That price has since retracted by about 80%, but there has been no change to its underlying value, and it’s safe to say that the most popular digital currency is now a legitimate financial asset. The same can’t be said for all cryptocurrencies, which is why the volatility of the past year was a blessing for the cryptocurrency space.
More Money, More Problems
The scores of initial coin offerings that popped up by the end of 2017 and the start of 2018 were filled with scammers trying to take advantage of investors hoping to get rich, and those that weren’t outright scams were often far from good ideas. In fact, 58% of all ICOs in the first nine months of 2018 either disappeared, failed to raise money or had to refund participants.
Today, the wheat has mostly been separated from the chaff. The majority of the projects that have survived the current bear market are led by experienced teams working to apply blockchain solutions to real-world problems. As the space continues to mature, we’ll see more innovation, which will attract more sophisticated retail investors as well as institutional money. But challenges still lie ahead.
Many cryptocurrency enthusiasts are pointing to security token offerings as a solution to both ICO fraud and persistent regulatory issues that have kept many would-be investors on the sidelines. STOs aren’t much different from traditional securities except that they rely on blockchain technology — specifically smart contracts — to make processes like paying out dividends or repaying loans more efficient.
Unlike ICOs, which don’t give investors any rights to an underlying asset and don’t obligate sellers to follow through with anything at all, security tokens are tied to something tangible like business profits or revenue. However, STOs aren’t perfect. Sellers can still violate regulations if the security is resold to another party (in practice, once the token is acquired, the holder can do what they wish with it) unless the proper exemption is granted from regulators. Unsurprisingly, the U.S. Securities and Exchange Commission has yet to fully approve many of those that have filed.
That said, the floodgates are open and it’s only a matter of time before cryptocurrency hits mainstream exchanges. Investors can already trade bitcoin futures on the Chicago Board Options Exchange and the Chicago Mercantile Exchange, and the Nasdaq has confirmed that it will be adding liquid indices in late February to track the values of bitcoin and Ethereum.
The current crypto bear market may last well into 2019 (and perhaps even longer), but cryptocurrency is here to stay.
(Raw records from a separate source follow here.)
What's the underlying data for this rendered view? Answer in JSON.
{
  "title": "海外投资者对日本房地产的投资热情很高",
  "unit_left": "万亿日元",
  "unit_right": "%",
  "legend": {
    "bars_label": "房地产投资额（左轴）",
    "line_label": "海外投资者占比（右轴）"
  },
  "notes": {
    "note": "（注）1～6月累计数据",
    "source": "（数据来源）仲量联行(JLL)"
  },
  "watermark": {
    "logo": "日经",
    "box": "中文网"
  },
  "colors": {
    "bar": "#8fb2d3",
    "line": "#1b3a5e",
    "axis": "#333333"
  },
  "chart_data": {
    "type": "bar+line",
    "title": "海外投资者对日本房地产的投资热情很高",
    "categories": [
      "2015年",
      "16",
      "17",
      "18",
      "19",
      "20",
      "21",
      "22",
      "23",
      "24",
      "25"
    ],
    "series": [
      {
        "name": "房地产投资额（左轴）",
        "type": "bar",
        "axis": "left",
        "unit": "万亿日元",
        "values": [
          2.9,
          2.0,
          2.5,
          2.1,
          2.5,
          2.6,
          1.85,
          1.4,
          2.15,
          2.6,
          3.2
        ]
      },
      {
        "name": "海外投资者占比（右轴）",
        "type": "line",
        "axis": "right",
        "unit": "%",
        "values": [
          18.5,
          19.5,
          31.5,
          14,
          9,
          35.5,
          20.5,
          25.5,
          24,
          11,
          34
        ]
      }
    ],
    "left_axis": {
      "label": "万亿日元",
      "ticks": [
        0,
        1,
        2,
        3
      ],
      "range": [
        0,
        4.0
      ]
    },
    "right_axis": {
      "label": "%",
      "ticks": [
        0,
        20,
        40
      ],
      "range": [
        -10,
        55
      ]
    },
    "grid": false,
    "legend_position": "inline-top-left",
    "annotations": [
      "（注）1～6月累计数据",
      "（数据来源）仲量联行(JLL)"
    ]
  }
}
If you’re an individual investor or leading a company that is looking to gain exposure to crypto — either by accepting cryptocurrency payments or by including it in employee compensation packages — here are three steps you can take to mitigate risk.
1. Educate your team.
Though lots of people were posing as experts in 2017 and the beginning of 2018, the reality is, there still aren’t tons of people who fully understand the technology underpinning many cryptocurrencies. It’s OK if you’re not an expert. However, there’s also plenty of information available on the real-world value of crypto as well as the financial benefits and risks. Take the time to read it. Especially if you’re going to be investing, you should know what a scam looks like; they’re not unique to crypto.
You should know a little bit about cryptography in general, and you should definitely know that if you lose your private key, someone can’t just unlock your wallet. Likewise, if you’re not an experienced investor, you need to know what’s at stake. As with any investment, you should be willing to face losses. The need to diversify is just as important as with a 401(k) or personal retirement plan. And yes, you’ll have to pay taxes on gains and losses.
2. Let customers know you accept crypto.
Many of those holding bitcoin are still looking for legitimate places to spend it. If offering crypto payments to customers, trade it to fiat immediately in order to reduce risk, unless you’re in it for the long haul. If you’re receiving payments in crypto, you should try to get your vendors to accept such payments, and cash out to fiat only the difference you can’t pay out in crypto. Otherwise, you’re not capitalizing on digital currencies’ real benefits, such as faster and cheaper transactions.
3. Don’t consider an ICO at this point.
You could very well be breaking the law. If you’re looking to raise funds with crypto, you’ll be much better working with companies like Polymath, Athena Blockchain, Securrency and others that exist to help companies create, register and market their STOs. They have teams of lawyers who will help you each step of the way. That doesn’t mean you don’t have to do your own due diligence. There will always be investment scams, no matter the investment vehicle. There are still ICOs claiming to be STOs that haven’t registered any exemptions with the SEC or another appropriate regulatory body.
The meteoric rise of bitcoin’s price was largely driven by hype perpetuated by mainstream media, and many inexperienced investors paid a steep price for buying into that hype just as the crypto bubble was bursting. Ironically, the same “experts” who were calling bitcoin the next big thing in 2018 are asking if it’s dead in 2019. The answer, of course, is no. The next bull cycle likely won’t see bitcoin prices skyrocket past $20,000 (or even $100,000, as some analysts claim), but cryptocurrency has already proven its value — and its permanence.